Together, they've succeeded in terrorizing the undocumented residents of Maricopa County. Consider:

• Thomas' controversial interpretation of Arizona's anti-smuggling statute. The county attorney accuses all people who are smuggled into the state of conspiring to smuggle themselves, a class 4 felony.

• Maricopa County is the only place in the country where victims of human smuggling are treated as criminals.

• The law has drawn the attention of national human rights groups like the Center for Human Rights and Constitutional Law on the grounds that the statute is preempted by the federal government's constitutional right to regulate immigration.

• A crackdown by Arpaio's deputies on law-abiding immigrants — including food vendors, college students, and day laborers — has left the community so frightened that many immigrants will not even leave their homes to visit the grocery store or go to church. Even American citizens of Hispanic descent say they are nervous. One citizen New Times spoke with carries his United States passport around to prove he's a citizen.

• A push toward making local law enforcement into immigration officers has had a chilling effect on the undocumented population. In February, 160 county deputies were granted immigration authority. Recently, Phoenix and Mesa have considered allowing police officers to question immigration status (previously, they had to call ICE to verify status). Though Arpaio has arrested only about 1,300 illegal immigrants — a drop in the bucket compared to the estimated 300,000 living in Maricopa County — the effort has been felt throughout the undocumented population.

• An increase in immigrant-on-immigrant violence has come, experts say, as a result of the population's inability to call the police in time of need. The fear within the immigrant community of all police has given violent criminals the upper hand — they know their victims can't, or won't, call for help.

Because of the sheriff's reputation for retaliation, all undocumented immigrants New Times interviewed for this story chose to use only their real first names in order to avoid capture and possible deportation. Some even refused to meet with a reporter in person out of fear of being turned over to the police.

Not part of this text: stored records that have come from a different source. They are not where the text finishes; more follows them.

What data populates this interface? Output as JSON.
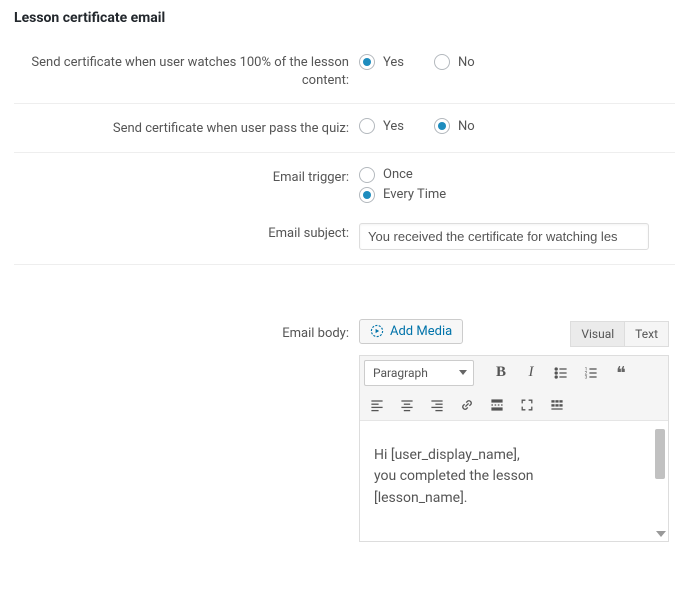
{
  "section_title": "Lesson certificate email",
  "rows": {
    "watch": {
      "label": "Send certificate when user watches 100% of the lesson content:",
      "yes": "Yes",
      "no": "No",
      "selected": "yes"
    },
    "quiz": {
      "label": "Send certificate when user pass the quiz:",
      "yes": "Yes",
      "no": "No",
      "selected": "no"
    },
    "trigger": {
      "label": "Email trigger:",
      "once": "Once",
      "every": "Every Time",
      "selected": "every"
    },
    "subject": {
      "label": "Email subject:",
      "value": "You received the certificate for watching les"
    },
    "body": {
      "label": "Email body:"
    }
  },
  "editor": {
    "add_media": "Add Media",
    "tab_visual": "Visual",
    "tab_text": "Text",
    "active_tab": "visual",
    "format_select": "Paragraph",
    "content_lines": {
      "l1": "Hi [user_display_name],",
      "l2": "you completed the lesson",
      "l3": "[lesson_name]."
    }
  }
}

Both Arpaio and Thomas' offices declined interview requests for this story. Phoenix lawyer Daniel Ortega, legal counsel to Somos America, says county policies have dangerous ramifications.

"It is our position that Joe Arpaio and Andrew Thomas are doing exactly what the Constitution of the United States prohibits, and that is the enforcement of immigration laws at a local level," Ortega says. "Why? Because they want to get re-elected. They don't even have to tell the truth. It doesn't matter as long as it gets a headline."


The issue is not unique to Maricopa County. Nationally, the topic has become such a political onus that in October Mexican President Philipe Calderón issued a statement begging American politicians to stop using migrants as the "thematic hostages of their speeches and strategies."